Mais, pour les avoir relus sous le ciel qui les a inspirés, pour avoir respiré le bonheur qu'exhale la terre dont les habitants appellent tout ce qui enchante grazia di Dio, il a, comme eux et plus expressément encore, monté la poésie amoureuse sur le ton des cantiques.
Celui qui, le cœur plein de délire et de flamme,
A cette heure d'amour, sous cet astre enchanté,
Sentirait tout à coup le rêve de son âme
S'animer sous les traits d'une chaste beauté,
Celui qui, sur la mousse, au pied du sycomore,
Au murmure des eaux, sous un dais de saphirs,
Assis à ses genoux de l'une à l'autre aurore
N'aurait pour lui parler que l'accent des soupirs,
Celui qui, respirant son haleine adorée,
Sentirait ses cheveux soulevés par les vents,
Caresser en passant sa paupière effleurée,
Ou rouler sur son front leurs anneaux ondoyants,
Celui qui, suspendant les heures fugitives,
Fixant avec l'amour son âme en ce beau lieu,
Oublierait que le temps coule encor sur ces rives,
Serait-il un mortel ou serait-il un dieu?

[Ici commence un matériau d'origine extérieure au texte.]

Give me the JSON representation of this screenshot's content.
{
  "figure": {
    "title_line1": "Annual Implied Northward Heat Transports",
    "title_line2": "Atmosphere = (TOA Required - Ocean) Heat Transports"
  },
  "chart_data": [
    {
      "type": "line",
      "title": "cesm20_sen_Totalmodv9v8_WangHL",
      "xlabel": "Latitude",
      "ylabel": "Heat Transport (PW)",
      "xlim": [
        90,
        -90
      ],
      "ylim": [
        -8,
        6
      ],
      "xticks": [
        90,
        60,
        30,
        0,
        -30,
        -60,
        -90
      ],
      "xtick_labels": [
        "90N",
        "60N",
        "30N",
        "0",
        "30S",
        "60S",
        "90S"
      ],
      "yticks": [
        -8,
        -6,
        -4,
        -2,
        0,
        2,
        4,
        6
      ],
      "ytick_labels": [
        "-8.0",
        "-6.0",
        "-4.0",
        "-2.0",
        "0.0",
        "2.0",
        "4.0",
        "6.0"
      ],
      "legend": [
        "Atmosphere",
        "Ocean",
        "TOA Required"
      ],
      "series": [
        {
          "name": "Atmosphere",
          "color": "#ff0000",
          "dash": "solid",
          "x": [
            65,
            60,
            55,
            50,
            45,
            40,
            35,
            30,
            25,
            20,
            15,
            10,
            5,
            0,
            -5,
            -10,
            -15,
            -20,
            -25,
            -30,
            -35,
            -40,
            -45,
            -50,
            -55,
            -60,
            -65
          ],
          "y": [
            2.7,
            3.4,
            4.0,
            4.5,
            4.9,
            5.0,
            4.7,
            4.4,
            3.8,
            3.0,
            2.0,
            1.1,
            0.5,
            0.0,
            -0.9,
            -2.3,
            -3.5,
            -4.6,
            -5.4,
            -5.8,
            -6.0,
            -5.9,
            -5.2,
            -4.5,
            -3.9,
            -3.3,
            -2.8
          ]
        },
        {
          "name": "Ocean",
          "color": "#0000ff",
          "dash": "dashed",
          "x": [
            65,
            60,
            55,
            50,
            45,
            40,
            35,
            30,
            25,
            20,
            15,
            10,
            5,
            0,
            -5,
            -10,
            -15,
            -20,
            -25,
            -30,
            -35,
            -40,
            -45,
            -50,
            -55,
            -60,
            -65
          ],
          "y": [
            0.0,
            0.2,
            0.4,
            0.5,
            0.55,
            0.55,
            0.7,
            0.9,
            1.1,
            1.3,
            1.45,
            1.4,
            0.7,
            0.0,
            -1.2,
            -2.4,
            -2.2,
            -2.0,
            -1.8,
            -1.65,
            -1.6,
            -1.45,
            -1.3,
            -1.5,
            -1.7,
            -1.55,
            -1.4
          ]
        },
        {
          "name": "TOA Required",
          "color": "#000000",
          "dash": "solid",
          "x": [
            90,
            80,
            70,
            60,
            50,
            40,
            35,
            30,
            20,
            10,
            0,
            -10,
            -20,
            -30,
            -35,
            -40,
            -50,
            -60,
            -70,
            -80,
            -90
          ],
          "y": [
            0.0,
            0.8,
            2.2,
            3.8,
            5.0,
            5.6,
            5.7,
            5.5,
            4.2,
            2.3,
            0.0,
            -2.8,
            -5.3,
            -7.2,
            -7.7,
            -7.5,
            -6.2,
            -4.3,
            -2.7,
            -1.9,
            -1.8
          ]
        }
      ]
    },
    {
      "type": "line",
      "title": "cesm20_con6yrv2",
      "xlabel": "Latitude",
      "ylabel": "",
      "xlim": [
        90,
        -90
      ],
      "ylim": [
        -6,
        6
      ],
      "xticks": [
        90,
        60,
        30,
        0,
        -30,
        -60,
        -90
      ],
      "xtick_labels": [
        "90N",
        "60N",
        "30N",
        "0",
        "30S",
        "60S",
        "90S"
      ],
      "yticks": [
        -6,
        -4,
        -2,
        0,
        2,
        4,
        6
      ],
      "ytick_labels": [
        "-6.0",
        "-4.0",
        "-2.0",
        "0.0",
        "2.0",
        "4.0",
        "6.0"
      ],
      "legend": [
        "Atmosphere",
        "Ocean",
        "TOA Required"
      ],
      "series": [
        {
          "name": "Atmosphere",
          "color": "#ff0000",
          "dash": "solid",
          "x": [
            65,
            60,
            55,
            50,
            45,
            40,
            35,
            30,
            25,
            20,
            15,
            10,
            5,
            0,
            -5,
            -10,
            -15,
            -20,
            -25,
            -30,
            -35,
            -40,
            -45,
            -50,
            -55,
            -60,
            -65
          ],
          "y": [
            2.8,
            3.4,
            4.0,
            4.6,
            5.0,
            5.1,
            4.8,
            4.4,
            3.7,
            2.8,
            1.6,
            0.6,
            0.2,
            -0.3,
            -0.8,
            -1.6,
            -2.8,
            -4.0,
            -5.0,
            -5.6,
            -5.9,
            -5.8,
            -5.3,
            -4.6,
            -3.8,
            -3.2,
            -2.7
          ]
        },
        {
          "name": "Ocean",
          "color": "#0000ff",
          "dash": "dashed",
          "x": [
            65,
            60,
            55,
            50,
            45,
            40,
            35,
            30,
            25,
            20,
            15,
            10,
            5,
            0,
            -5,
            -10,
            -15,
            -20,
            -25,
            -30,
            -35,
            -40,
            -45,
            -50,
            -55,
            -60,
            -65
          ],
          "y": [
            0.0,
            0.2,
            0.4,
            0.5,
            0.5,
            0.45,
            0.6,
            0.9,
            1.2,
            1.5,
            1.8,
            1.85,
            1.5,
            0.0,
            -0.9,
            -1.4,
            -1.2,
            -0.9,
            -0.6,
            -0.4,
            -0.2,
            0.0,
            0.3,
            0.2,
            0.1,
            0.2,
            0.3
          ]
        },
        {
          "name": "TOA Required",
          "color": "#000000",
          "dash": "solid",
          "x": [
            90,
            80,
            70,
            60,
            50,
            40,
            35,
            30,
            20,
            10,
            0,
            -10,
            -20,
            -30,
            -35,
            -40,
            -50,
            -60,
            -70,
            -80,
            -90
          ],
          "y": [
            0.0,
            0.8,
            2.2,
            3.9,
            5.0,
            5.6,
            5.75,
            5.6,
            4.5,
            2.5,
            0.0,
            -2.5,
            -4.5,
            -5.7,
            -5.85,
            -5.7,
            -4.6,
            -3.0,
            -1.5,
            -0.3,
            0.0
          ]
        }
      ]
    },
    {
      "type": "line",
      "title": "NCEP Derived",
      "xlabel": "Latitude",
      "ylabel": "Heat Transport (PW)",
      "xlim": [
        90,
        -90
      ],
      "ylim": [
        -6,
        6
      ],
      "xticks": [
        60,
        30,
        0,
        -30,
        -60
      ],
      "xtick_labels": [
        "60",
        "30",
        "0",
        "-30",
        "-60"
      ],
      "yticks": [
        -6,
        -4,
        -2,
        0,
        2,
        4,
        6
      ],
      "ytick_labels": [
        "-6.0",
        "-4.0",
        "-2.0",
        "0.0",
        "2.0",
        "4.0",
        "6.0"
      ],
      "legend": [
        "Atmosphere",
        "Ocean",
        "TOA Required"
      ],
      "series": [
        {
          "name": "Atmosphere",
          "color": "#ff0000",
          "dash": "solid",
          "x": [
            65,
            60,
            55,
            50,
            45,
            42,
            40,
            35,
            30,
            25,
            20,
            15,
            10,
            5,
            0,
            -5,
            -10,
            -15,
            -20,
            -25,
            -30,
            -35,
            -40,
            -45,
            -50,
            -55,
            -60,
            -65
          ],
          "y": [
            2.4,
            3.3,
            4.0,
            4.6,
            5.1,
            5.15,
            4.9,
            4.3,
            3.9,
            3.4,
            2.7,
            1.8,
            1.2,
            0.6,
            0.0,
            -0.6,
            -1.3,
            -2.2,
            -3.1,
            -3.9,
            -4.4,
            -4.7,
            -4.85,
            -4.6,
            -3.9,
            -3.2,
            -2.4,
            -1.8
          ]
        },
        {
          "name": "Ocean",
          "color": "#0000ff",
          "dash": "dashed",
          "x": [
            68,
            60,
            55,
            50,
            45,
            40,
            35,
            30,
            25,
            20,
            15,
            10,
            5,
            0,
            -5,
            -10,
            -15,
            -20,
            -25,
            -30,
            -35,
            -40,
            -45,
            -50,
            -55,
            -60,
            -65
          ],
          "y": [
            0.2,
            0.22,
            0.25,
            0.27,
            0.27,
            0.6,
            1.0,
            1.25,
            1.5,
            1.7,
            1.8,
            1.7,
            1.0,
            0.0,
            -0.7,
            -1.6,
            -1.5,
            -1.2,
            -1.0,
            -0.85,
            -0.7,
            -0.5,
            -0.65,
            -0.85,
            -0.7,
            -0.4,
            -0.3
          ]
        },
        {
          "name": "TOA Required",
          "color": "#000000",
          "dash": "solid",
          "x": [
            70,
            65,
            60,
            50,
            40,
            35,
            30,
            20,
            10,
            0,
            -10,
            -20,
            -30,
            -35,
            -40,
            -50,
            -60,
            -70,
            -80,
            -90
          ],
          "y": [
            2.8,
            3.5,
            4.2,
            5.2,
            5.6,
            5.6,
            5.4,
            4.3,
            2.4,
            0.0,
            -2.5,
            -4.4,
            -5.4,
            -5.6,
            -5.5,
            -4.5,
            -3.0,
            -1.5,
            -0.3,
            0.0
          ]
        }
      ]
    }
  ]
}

Et nous, aux doux penchants de ces verts Elysées,
Sur ces bords où l'Amour eût caché son Eden,
Au murmure plaintif des vagues apaisées,
Aux rayons endormis de l'astre élyséen;
Sous ce ciel où la vie, où le bonheur abonde,
Sur ces rives que l'œil se plaît à parcourir,
Nous avons respiré cet air d'un autre monde,
Elvire!.. et cependant on dit qu'il faut mourir.
Lisez superficiellement les Méditations, vous vous demanderez pourquoi telle ou telle pièce porte pour titre un site napolitain: vous n'y trouverez point de ces descriptions qui mettent les objets sous les yeux; Lamartine regarde beaucoup moins que Victor Hugo, mais il sent davantage; livrez-vous à lui et les émotions qu'il éveillera en vous ranimeront celles que deux de vos poètes vous ont jadis données. Le tour n'est plus le même: il y a déjà un orateur caché sous le poète des Méditations: mais l'accent révèle la parenté du cœur.